— Скажу, — ответил Бальзамо, который явно уже начал колебаться, — что у меня свое дело, у вас — свое. Пусть каждый занимается своим делом на собственный страх и риск. Пособлять вам в преступлении я не намерен.
— В преступлении?
— Да еще в каком! В преступлении, из-за которого на вас будут бросаться все подряд и с позором повесят, от чего ваша наука не может пока защитить ни совершенных людей, ни наихудших.
Ударив своими сухими ладошками по мраморной столешнице, Альтотас возразил:
— Ну-ну, только не будь человечным идиотом, самым жалким идиотом из всех существующих. Давай-ка лучше поговорим немного о законе, жестоком и нелепом законе, выдуманном животными твоей породы; его возмущает одна капля крови, пролитая с умом, но в то же время он готов исторгнуть потоки этой жизненной влаги, проливая ее в общественных местах, на стенах городов, на равнинах, называемых полем боя. Твой закон и глуп и эгоистичен: он приносит в жертву человека будущего человеку сегодняшнему, его девиз: «Да здравствует день сегодняшний и да погибнет день завтрашний!» Ну что, хочешь поговорить об этом законе?
— Говорите что хотите, я вас слушаю, — все больше мрачнея, отозвался Бальзамо.
— У тебя есть карандаш или перо? Нам нужно кое-что подсчитать.
— Я хорошо считаю без пера и карандаша. Говорите же, что хотите сказать, говорите.
— Возьмем твой план. Так, сейчас вспомню… Ты свергаешь министерство, разгоняешь парламент, назначаешь несправедливых судей, вызываешь банкротства, подстрекаешь к мятежам, разжигаешь революцию, упраздняешь монархию, даешь образоваться протекторату и сбрасываешь протектора. Революция даст тебе свободу. Протекторат — это равенство. И когда французы станут свободными и равноправными, твой труд окончен. Правильно?
— Вполне. Вы считаете это невозможным?
— Не считаю. Ты же видишь, я все говорю по-твоему.
— И что же?
— Погоди. Во-первых, Франция — это тебе не Англия, где было сделано все, как ты собираешься сделать, плагиатор ты этакий. Франция — это не изолированное государство, где можно свергать правительство, разгонять парламент, назначать несправедливых судей, вызывать банкротство, подстрекать к мятежам, разжигать революцию, образовывать протекторат и прогонять протектора без того, чтобы другие нации во все это не вмешивались. Франция такая же неотъемлемая часть Европы, как печень — часть внутренностей человека, Франция связана корнями со всеми нациями, жилами — со всеми народами; попробуй вырвать печень у огромного организма, называемого Европой, и через двадцать, тридцать, пусть сорок лет все тело задрожит. Я, правда, беру наименьший срок — двадцать лет: это много? Отвечай-ка, мудрый философ.
— Немного и даже недостаточно, — отозвался Бальзамо.
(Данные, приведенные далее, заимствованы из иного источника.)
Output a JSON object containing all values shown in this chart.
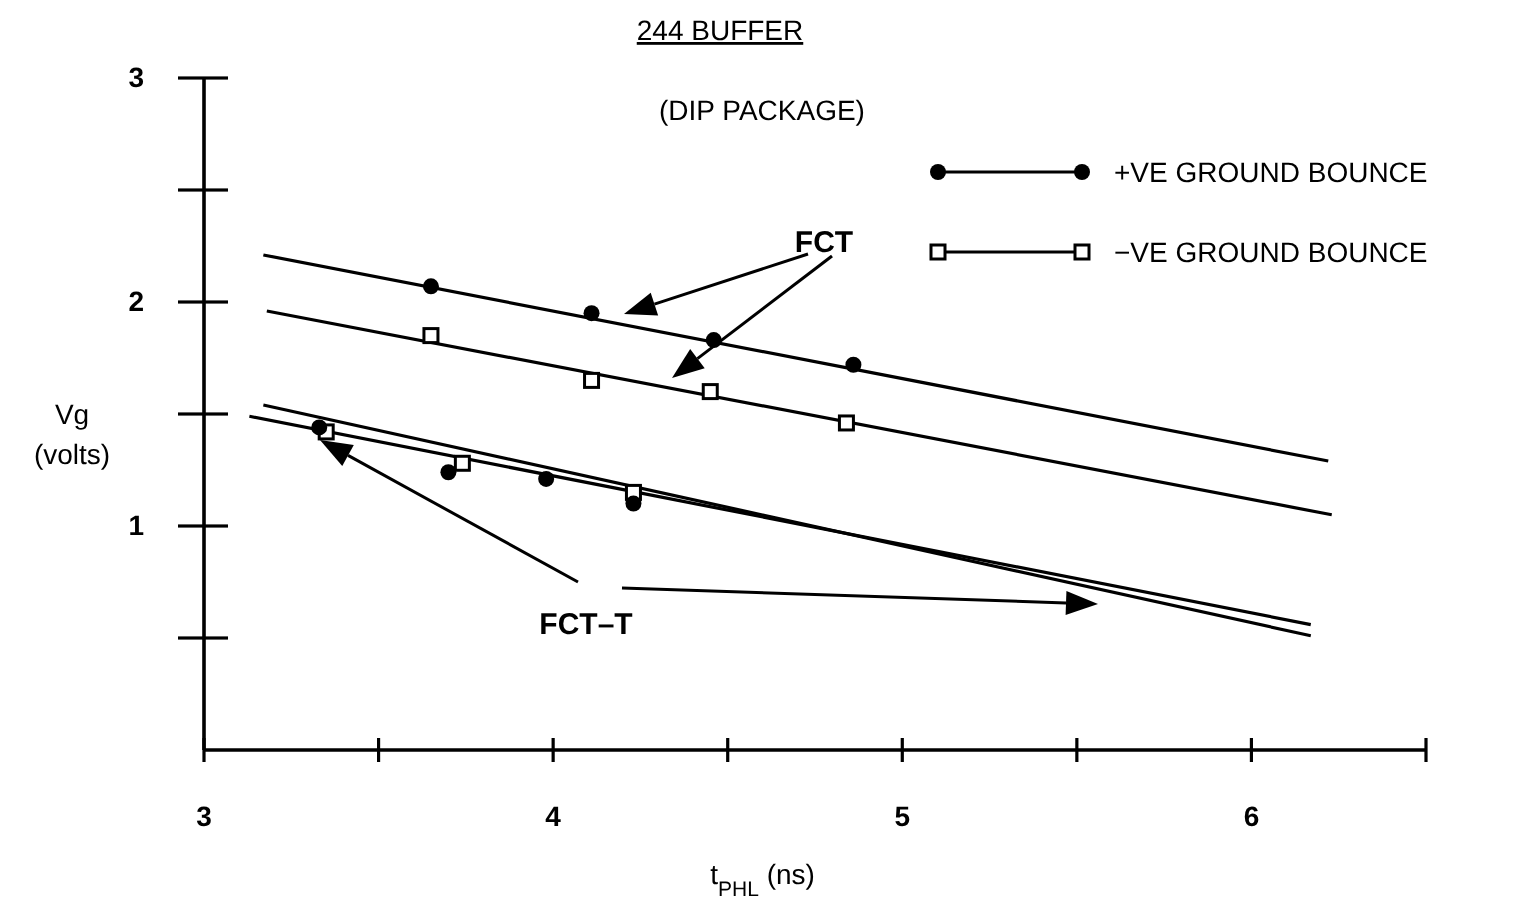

— Прекрасно, я удовлетворен. Двадцать лет войны, двадцать лет борьбы — ожесточенной, смертельной, непрекращающейся. По двести тысяч погибших в год — и это немного, потому что битва идет и в Германии, и в Италии, и в Испании, и Бог знает где еще. Двести тысяч человек в год — за двадцать лет это даст четыре миллиона; если считать, что в человеке семнадцать фунтов крови — примерно так оно и есть, — то получится… семнадцать умножить на четыре… так… получится шестьдесят восемь миллионов фунтов крови, которые надо пролить, чтобы достичь твоей цели. Я же прошу у тебя три капли. А вот теперь скажи: кто из нас безумец, дикарь и каннибал? Молчишь?
— Безусловно, учитель, я отвечу, что три капли — это ничто, если вы уверены в результате.
— А ты, собираясь пролить шестьдесят восемь миллионов фунтов крови, уверен? Тогда встань, положи руку на сердце и скажи: «Учитель, четыре миллиона трупов — гарантия счастья всего человечества».
— Учитель, ради всего святого, оставим это, — уклонился Бальзамо.
— Ага! Не хочешь сказать? — торжествующе вскричал Альтотас.
— Вы заблуждаетесь относительно действенности вашего средства, учитель, оно невозможно.
— А я-то надеялся, что ты подашь мне совет, будешь мне возражать, будешь меня опровергать, — разозлился Альтотас, вращая своими серыми глазами, которые холодно и гневно глядели из-под седых бровей.